12 février 2007

Le petit poète Vinicius De Moraes



Salvador, 12 février 2007

Jour de marche, jour de plage mais sous la prudence bienveillante d'un parasol à la terrasse d'un petit resto-bar car hier,en bateau,j'ai été dardé de soleil.

À la plage, sur l'heure du midi, j'ai dégusté un poisson succulento; j'ai regardé de jeunes ados jouer dans les vagues assez fortes et qui se cassent tout prés de la grève, signe que la mer creuse vite. Claudio m'a indiqué que cet endroit n'était pas le plus indiqué pour la baignade côté salubrité. J'ai bu mes bières, j'en ai écrit une shot pour le futur de mes carnets pelés. Le contentement qui frise le bonheur total.

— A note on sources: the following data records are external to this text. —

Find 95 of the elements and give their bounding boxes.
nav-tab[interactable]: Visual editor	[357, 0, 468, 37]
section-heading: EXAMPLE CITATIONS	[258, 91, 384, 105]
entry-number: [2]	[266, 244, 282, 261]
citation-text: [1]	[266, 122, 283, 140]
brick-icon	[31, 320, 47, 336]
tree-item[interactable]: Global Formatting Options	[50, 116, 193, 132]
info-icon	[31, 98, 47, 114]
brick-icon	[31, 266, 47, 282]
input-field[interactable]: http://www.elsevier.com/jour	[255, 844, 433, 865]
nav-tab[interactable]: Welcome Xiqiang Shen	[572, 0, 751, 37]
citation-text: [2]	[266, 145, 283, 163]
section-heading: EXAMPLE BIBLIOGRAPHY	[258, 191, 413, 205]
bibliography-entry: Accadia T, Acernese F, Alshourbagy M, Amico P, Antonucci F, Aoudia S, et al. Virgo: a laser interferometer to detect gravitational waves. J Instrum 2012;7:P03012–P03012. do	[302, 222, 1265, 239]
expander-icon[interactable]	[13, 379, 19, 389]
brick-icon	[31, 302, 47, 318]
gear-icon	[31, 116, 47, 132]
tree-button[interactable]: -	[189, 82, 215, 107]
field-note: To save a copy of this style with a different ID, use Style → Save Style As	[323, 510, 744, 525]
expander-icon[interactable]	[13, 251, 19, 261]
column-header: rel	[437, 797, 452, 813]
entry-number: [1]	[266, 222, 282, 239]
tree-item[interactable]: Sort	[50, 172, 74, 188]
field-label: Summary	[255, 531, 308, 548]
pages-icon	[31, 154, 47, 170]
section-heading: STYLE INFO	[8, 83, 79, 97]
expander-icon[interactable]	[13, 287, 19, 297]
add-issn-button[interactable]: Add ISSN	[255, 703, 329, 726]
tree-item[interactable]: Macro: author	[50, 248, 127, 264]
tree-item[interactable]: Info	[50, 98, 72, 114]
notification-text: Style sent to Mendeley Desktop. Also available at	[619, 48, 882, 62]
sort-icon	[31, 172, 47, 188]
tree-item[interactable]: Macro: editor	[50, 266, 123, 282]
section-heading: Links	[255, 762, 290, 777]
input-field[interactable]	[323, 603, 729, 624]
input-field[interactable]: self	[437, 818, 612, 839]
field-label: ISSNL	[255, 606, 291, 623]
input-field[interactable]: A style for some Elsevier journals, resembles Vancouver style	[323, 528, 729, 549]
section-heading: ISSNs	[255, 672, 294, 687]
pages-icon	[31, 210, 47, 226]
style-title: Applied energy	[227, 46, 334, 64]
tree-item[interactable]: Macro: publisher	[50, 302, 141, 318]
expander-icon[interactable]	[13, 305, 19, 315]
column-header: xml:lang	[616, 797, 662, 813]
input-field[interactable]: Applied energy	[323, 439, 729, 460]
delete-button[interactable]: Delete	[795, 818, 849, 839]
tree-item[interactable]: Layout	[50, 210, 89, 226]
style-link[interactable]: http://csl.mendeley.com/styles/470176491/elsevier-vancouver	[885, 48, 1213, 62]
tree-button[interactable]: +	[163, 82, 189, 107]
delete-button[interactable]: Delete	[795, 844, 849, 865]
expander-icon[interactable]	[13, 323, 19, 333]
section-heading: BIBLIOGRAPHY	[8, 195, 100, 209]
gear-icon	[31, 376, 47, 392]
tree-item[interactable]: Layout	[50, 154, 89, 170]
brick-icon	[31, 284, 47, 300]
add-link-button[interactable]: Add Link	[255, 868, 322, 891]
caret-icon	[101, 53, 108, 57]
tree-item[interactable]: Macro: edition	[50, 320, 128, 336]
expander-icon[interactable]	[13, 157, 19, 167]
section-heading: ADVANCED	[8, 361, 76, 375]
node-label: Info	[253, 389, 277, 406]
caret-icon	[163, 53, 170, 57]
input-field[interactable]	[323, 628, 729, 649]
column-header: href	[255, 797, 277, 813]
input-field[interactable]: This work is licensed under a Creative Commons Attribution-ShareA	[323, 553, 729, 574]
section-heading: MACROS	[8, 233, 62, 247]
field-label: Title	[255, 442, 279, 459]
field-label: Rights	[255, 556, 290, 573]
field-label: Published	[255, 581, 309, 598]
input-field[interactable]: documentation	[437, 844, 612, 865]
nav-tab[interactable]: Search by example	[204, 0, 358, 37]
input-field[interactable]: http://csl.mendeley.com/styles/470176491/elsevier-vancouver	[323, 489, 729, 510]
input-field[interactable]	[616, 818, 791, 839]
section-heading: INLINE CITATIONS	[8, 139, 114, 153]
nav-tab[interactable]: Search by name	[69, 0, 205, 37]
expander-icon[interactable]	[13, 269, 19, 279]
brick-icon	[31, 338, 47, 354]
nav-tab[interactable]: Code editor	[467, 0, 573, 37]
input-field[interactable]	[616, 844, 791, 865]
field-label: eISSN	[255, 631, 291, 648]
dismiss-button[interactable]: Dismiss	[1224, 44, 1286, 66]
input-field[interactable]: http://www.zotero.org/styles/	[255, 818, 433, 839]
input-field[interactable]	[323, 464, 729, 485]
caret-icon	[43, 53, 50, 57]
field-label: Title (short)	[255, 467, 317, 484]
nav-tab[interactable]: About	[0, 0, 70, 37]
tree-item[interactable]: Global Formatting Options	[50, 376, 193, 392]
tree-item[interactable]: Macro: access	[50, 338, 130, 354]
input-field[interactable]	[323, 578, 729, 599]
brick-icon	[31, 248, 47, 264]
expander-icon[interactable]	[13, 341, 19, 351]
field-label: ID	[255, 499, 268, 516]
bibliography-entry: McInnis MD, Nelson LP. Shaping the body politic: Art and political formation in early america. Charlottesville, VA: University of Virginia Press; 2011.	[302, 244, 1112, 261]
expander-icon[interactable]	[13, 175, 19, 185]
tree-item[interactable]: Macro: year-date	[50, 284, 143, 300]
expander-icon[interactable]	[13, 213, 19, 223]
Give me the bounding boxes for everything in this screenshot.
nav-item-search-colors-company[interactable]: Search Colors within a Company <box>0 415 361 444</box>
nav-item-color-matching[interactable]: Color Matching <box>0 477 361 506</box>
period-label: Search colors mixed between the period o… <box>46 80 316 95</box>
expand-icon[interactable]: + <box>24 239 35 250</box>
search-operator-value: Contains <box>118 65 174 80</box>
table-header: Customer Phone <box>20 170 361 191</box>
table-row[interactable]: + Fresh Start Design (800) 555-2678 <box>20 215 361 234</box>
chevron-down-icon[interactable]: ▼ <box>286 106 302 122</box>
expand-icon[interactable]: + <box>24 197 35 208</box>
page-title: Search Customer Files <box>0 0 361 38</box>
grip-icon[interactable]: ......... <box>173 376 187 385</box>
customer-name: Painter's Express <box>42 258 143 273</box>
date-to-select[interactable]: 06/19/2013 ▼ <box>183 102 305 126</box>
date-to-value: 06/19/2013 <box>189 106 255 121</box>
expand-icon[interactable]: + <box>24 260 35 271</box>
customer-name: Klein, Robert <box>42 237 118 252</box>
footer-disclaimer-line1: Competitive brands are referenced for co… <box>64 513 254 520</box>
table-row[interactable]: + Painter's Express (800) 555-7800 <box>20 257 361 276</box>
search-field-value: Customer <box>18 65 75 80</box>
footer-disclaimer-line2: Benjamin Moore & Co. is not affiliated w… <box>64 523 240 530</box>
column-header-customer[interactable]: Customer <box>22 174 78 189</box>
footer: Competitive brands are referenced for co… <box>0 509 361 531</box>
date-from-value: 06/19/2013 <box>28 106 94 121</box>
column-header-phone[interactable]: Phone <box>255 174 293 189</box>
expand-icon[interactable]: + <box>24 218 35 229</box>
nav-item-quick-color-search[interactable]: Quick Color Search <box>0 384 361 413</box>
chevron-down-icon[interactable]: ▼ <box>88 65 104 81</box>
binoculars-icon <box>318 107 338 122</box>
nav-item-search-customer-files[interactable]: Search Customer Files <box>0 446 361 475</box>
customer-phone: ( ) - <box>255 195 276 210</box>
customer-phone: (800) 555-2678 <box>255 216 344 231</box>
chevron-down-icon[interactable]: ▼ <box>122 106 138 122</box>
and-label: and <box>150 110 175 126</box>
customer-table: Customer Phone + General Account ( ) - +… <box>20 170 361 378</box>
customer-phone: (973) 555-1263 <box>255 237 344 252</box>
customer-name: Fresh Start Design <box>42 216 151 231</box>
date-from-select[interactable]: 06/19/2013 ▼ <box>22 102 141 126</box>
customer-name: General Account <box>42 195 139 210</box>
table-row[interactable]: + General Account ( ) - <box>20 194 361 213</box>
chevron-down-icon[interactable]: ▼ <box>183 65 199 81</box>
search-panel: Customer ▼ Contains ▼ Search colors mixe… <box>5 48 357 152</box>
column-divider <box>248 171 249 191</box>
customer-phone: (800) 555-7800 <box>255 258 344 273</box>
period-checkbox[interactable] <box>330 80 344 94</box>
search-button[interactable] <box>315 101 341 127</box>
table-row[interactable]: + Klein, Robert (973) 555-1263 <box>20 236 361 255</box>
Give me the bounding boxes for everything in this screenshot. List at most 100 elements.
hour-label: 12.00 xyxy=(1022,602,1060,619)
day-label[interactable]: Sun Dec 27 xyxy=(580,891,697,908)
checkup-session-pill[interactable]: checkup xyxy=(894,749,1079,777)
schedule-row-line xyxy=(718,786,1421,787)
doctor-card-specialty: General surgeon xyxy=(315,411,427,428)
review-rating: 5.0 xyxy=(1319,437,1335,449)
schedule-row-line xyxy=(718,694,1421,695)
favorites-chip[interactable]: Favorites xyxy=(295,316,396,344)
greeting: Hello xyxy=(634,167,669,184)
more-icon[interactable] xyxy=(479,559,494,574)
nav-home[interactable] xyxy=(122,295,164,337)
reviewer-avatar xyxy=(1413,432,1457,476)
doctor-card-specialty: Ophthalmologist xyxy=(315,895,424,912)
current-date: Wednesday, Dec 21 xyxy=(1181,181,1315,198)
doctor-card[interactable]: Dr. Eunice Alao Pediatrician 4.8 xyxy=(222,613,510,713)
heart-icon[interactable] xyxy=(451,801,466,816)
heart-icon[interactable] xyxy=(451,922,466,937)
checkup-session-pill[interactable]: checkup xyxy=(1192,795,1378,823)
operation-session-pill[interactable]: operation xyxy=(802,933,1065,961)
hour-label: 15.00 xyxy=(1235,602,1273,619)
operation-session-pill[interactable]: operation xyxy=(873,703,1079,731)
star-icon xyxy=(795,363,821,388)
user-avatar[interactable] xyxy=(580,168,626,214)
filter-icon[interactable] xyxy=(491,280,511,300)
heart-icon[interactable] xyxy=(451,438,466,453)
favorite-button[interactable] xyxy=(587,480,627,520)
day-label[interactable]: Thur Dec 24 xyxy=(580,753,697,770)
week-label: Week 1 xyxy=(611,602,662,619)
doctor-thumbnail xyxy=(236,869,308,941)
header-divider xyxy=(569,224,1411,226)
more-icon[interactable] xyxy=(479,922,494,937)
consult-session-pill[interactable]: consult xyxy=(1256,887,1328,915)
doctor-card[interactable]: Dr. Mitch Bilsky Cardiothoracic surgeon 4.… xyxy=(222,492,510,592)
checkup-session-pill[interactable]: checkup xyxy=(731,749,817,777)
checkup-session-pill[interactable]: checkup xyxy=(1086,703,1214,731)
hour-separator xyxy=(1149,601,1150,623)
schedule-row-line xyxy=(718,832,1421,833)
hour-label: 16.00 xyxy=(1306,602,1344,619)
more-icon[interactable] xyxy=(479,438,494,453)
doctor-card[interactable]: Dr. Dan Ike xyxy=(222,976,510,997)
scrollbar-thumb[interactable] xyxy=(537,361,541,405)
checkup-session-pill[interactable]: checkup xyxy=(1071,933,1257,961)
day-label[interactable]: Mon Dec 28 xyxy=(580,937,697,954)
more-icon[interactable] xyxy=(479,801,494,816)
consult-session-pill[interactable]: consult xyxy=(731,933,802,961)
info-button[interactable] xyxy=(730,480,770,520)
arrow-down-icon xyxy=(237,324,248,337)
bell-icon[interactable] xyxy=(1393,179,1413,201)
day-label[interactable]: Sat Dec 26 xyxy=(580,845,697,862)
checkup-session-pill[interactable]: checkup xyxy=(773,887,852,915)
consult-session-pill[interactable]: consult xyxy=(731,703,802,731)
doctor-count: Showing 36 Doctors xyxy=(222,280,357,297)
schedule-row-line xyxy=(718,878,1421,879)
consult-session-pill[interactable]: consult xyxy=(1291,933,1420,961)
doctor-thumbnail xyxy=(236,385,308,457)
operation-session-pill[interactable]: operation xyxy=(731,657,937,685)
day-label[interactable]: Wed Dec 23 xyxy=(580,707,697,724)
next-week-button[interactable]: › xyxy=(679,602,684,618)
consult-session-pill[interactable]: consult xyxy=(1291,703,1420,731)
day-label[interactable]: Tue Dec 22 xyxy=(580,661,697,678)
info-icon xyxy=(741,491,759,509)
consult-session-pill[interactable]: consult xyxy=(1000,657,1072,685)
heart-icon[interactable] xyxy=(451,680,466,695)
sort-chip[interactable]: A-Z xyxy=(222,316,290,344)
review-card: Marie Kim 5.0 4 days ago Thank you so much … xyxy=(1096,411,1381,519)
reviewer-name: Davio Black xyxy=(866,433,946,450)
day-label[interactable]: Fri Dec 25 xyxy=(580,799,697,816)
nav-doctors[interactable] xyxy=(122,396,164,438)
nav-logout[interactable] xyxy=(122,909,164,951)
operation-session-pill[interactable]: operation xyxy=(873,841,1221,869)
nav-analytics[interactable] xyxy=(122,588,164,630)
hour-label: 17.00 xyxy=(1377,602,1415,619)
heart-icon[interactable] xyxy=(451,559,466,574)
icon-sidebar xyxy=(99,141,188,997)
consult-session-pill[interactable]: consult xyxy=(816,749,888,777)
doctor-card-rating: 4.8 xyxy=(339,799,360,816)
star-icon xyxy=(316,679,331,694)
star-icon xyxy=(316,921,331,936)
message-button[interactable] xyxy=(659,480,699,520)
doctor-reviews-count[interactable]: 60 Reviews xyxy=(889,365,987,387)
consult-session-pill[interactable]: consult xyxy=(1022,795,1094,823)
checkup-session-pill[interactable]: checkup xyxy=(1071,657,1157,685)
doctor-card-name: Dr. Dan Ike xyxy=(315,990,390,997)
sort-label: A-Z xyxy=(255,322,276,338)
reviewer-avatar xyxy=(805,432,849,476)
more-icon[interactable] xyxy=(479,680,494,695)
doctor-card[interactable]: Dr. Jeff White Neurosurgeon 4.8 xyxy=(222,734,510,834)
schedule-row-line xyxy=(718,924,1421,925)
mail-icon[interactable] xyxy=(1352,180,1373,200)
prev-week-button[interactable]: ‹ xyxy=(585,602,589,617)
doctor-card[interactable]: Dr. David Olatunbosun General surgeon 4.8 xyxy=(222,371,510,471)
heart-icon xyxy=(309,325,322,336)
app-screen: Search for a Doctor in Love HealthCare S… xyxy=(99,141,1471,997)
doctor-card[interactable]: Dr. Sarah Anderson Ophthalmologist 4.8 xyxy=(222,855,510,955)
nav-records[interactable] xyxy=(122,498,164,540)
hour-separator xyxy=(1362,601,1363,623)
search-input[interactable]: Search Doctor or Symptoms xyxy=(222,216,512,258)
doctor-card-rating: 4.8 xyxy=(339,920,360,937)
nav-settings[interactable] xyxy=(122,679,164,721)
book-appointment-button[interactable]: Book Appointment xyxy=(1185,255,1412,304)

Il y a des vendeurs ambulant partout, des jeunes, des plus vieux. C'est la débrouille dans la rue. À quelques jours du carnaval, par endroits sur les avenues, il y a un fourmillement de stands de fortune. On commence à vendre les déguisements qui sont fonction des diverses "cordes", espèces de cellules distinctes qui grouillent et forment les grands défilés du carnaval. C'est en tous cas ainsi que je le comprends. ll faut payer jusqu'à 500 re (250$) pour faire partie d'une corde (quatre jours). Les plus fortunés se louent des places dans des estrades (immenses infrastructures) érigées là où le défilé passe. L'une d'elles est jouxtée à un grand hôtel qui offre TOUS les petits à-côté si olé olalala que les grosses bourses peuvent se payer : cocaïne servie sur des plateaux d'argent, boissons, filles, etc. "Les riches peuvent tout avoir ici", dira Claudio. Reste le peuple, hors cordes et hors loges, qui défile en rangs serrés, moins protégé, etc.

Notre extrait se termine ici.